Some of his own brood have followed in his footsteps. Son Joe, from Sting's marriage to actor Frances Tomelty, is now lead singer in the rock band Fiction Plane, which supported The Police on their Australian reunion tour. Daughter Coco, from his marriage to actor-producer Trudie Styler, fronts rising British electro-pop act I Blame Coco. Sting says he didn't encourage them to enter the music business but always urged them to practice and play for their own sake and treat music as its own reward.
"They certainly watched me practice day-in and day-out, so they do that and they work hard," he says. "It's a spiritual path, it's not about getting famous and rich. Of course they say, 'Well you are famous and rich - that's easy for you to say'. But regardless of that, it's true; it's a spiritual path."
Sting describes his continuing desire to create and perform music - he has just finished writing a musical based on the death of the steel industry in his home town and is about to set out on another US tour - as a compulsion, almost bordering on a mania, that began at an early age.
"It was more an obsessive compulsive disorder. I used to sit for hours on end playing scales and riffs with my mother saying 'Shut the f--- up - play something different'," he chuckles.
"It was an escape but I didn't know what it was an escape to; it just felt like a compulsion that I needed to satisfy. And I was rewarded for that because I did practise a lot and music became my life. I think it always was - from the first moment I picked up a guitar at the age of seven and could knock out a tune on it, I started writing songs."
For all his success, awards (11 Grammys from 38 nominations) and vast wealth (he has an estimated worth of $275 million), Sting insists he is first and foremost a student of music. A frequent collaborator over the years, from Dire Straits to Bruce Springsteen to Nicole Scherzinger, he is always seeking to learn and has always surrounded himself with musicians he considers better than himself to force him to lift his game.
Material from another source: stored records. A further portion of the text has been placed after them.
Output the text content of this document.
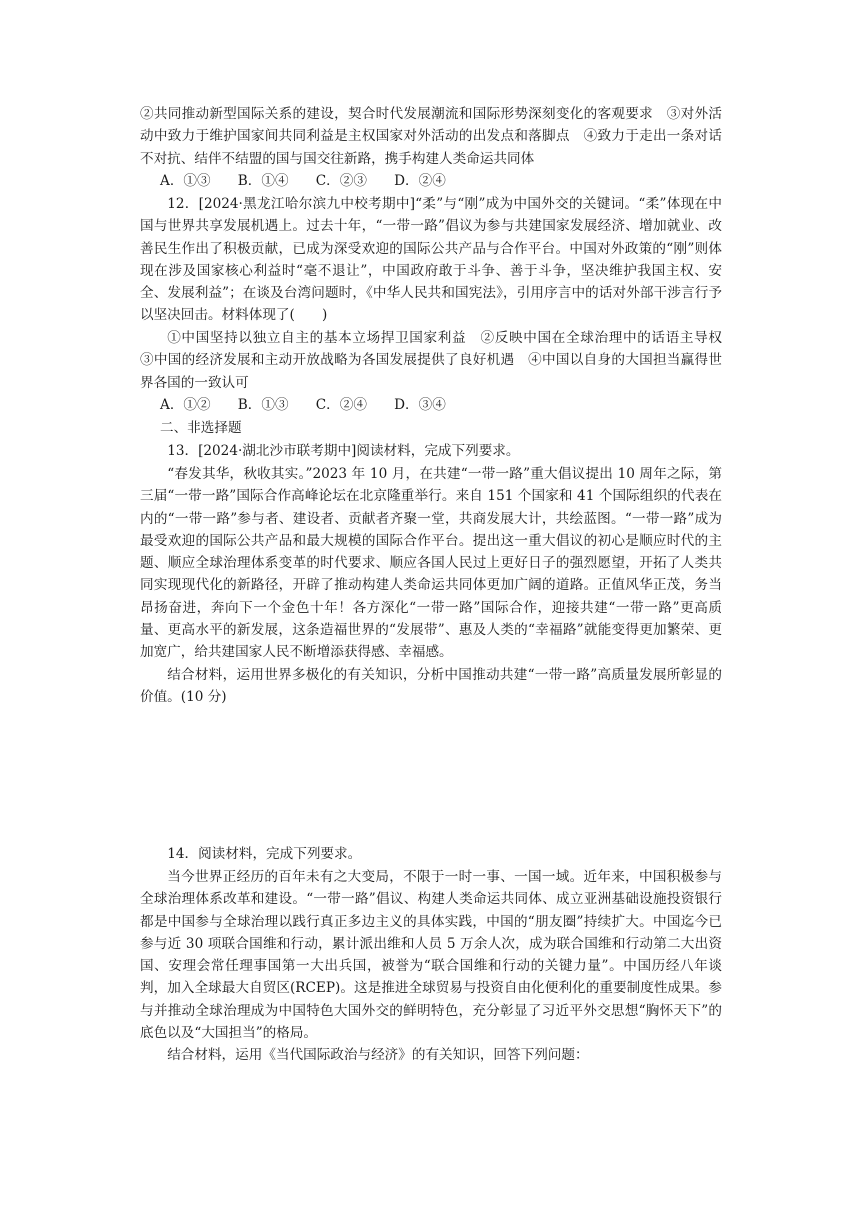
②共同推动新型国际关系的建设，契合时代发展潮流和国际形势深刻变化的客观要求　③对外活动中致力于维护国家间共同利益是主权国家对外活动的出发点和落脚点　④致力于走出一条对话不对抗、结伴不结盟的国与国交往新路，携手构建人类命运共同体

A．①③　　B．①④　　C．②③　　D．②④

12．[2024·黑龙江哈尔滨九中校考期中]“柔”与“刚”成为中国外交的关键词。“柔”体现在中国与世界共享发展机遇上。过去十年，“一带一路”倡议为参与共建国家发展经济、增加就业、改善民生作出了积极贡献，已成为深受欢迎的国际公共产品与合作平台。中国对外政策的“刚”则体现在涉及国家核心利益时“毫不退让”，中国政府敢于斗争、善于斗争，坚决维护我国主权、安全、发展利益”；在谈及台湾问题时，《中华人民共和国宪法》，引用序言中的话对外部干涉言行予以坚决回击。材料体现了(　　)

①中国坚持以独立自主的基本立场捍卫国家利益　②反映中国在全球治理中的话语主导权　③中国的经济发展和主动开放战略为各国发展提供了良好机遇　④中国以自身的大国担当赢得世界各国的一致认可

A．①②　　B．①③　　C．②④　　D．③④

二、非选择题

13．[2024·湖北沙市联考期中]阅读材料，完成下列要求。

“春发其华，秋收其实。”2023 年 10 月，在共建“一带一路”重大倡议提出 10 周年之际，第三届“一带一路”国际合作高峰论坛在北京隆重举行。来自 151 个国家和 41 个国际组织的代表在内的“一带一路”参与者、建设者、贡献者齐聚一堂，共商发展大计，共绘蓝图。“一带一路”成为最受欢迎的国际公共产品和最大规模的国际合作平台。提出这一重大倡议的初心是顺应时代的主题、顺应全球治理体系变革的时代要求、顺应各国人民过上更好日子的强烈愿望，开拓了人类共同实现现代化的新路径，开辟了推动构建人类命运共同体更加广阔的道路。正值风华正茂，务当昂扬奋进，奔向下一个金色十年！各方深化“一带一路”国际合作，迎接共建“一带一路”更高质量、更高水平的新发展，这条造福世界的“发展带”、惠及人类的“幸福路”就能变得更加繁荣、更加宽广，给共建国家人民不断增添获得感、幸福感。

结合材料，运用世界多极化的有关知识，分析中国推动共建“一带一路”高质量发展所彰显的价值。(10 分)

14．阅读材料，完成下列要求。

当今世界正经历的百年未有之大变局，不限于一时一事、一国一域。近年来，中国积极参与全球治理体系改革和建设。“一带一路”倡议、构建人类命运共同体、成立亚洲基础设施投资银行都是中国参与全球治理以践行真正多边主义的具体实践，中国的“朋友圈”持续扩大。中国迄今已参与近 30 项联合国维和行动，累计派出维和人员 5 万余人次，成为联合国维和行动第二大出资国、安理会常任理事国第一大出兵国，被誉为“联合国维和行动的关键力量”。中国历经八年谈判，加入全球最大自贸区(RCEP)。这是推进全球贸易与投资自由化便利化的重要制度性成果。参与并推动全球治理成为中国特色大国外交的鲜明特色，充分彰显了习近平外交思想“胸怀天下”的底色以及“大国担当”的格局。

结合材料，运用《当代国际政治与经济》的有关知识，回答下列问题：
"I want somebody to teach me something," he says of his frequent side projects. "I sit in a room with a musician thinking, 'Teach me something'. I don't say that but that's how I look at it. I go, 'I hadn't thought of that particular view before, or harmony'. I don't listen to music to relax; you won't see me lying on the sofa going, 'Wow'. I'm sitting there thinking, 'Hmmm, I could steal that idea and put that there'. Again, it's an obsession."
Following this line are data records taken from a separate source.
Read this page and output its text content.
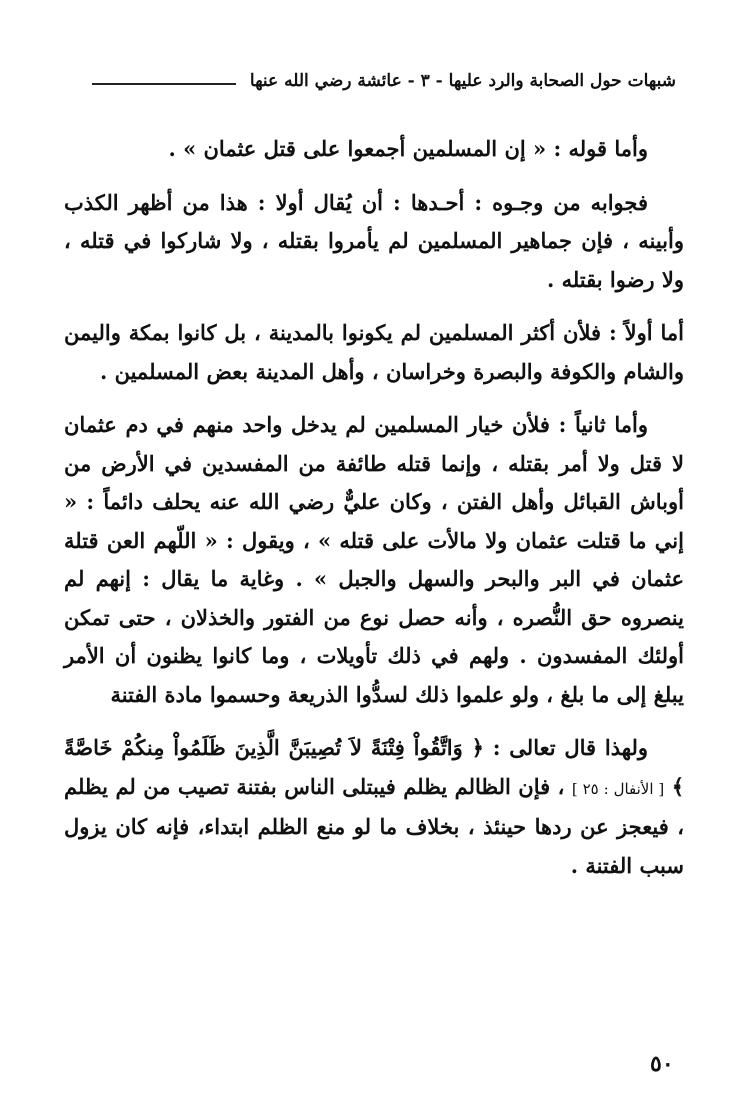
شبهات حول الصحابة والرد عليها - ٣ - عائشة رضي الله عنها

وأما قوله : « إن المسلمين أجمعوا على قتل عثمان » .

فجوابه من وجـوه : أحـدها : أن يُقال أولا : هذا من أظهر الكذب وأبينه ، فإن جماهير المسلمين لم يأمروا بقتله ، ولا شاركوا في قتله ، ولا رضوا بقتله .

أما أولاً : فلأن أكثر المسلمين لم يكونوا بالمدينة ، بل كانوا بمكة واليمن والشام والكوفة والبصرة وخراسان ، وأهل المدينة بعض المسلمين .

وأما ثانياً : فلأن خيار المسلمين لم يدخل واحد منهم في دم عثمان لا قتل ولا أمر بقتله ، وإنما قتله طائفة من المفسدين في الأرض من أوباش القبائل وأهل الفتن ، وكان عليٌّ رضي الله عنه يحلف دائماً : « إني ما قتلت عثمان ولا مالأت على قتله » ، ويقول : « اللّهم العن قتلة عثمان في البر والبحر والسهل والجبل » . وغاية ما يقال : إنهم لم ينصروه حق النُّصره ، وأنه حصل نوع من الفتور والخذلان ، حتى تمكن أولئك المفسدون . ولهم في ذلك تأويلات ، وما كانوا يظنون أن الأمر يبلغ إلى ما بلغ ، ولو علموا ذلك لسدُّوا الذريعة وحسموا مادة الفتنة

ولهذا قال تعالى : ﴿ وَاتَّقُواْ فِتْنَةً لاَ تُصِيبَنَّ الَّذِينَ ظَلَمُواْ مِنكُمْ خَاصَّةً ﴾ [ الأنفال : ٢٥ ] ، فإن الظالم يظلم فيبتلى الناس بفتنة تصيب من لم يظلم ، فيعجز عن ردها حينئذ ، بخلاف ما لو منع الظلم ابتداء، فإنه كان يزول سبب الفتنة .

٥٠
But one thing fans are unlikely to see is another Police reunion. After years of saying no, the singer and bass player of the top-selling trio of the '70s and '80s finally relented and reunited with former bandmates Andy Summers and Stewart Copeland for a successful world tour in 2007 after more than two decades apart, but Sting feels another is highly unlikely.
"I don't think so," he says. "I don't think there would ever be a need to do it again. We did what we did.
"We played to a lot of people and pleased a lot of people - but it wasn't that easy. It's difficult to go back when my instinct is to always move forward. I did it initially because I thought it would be a surprising thing to do. It surprised the other two, it surprised fans, it surprised the media and it surprised myself."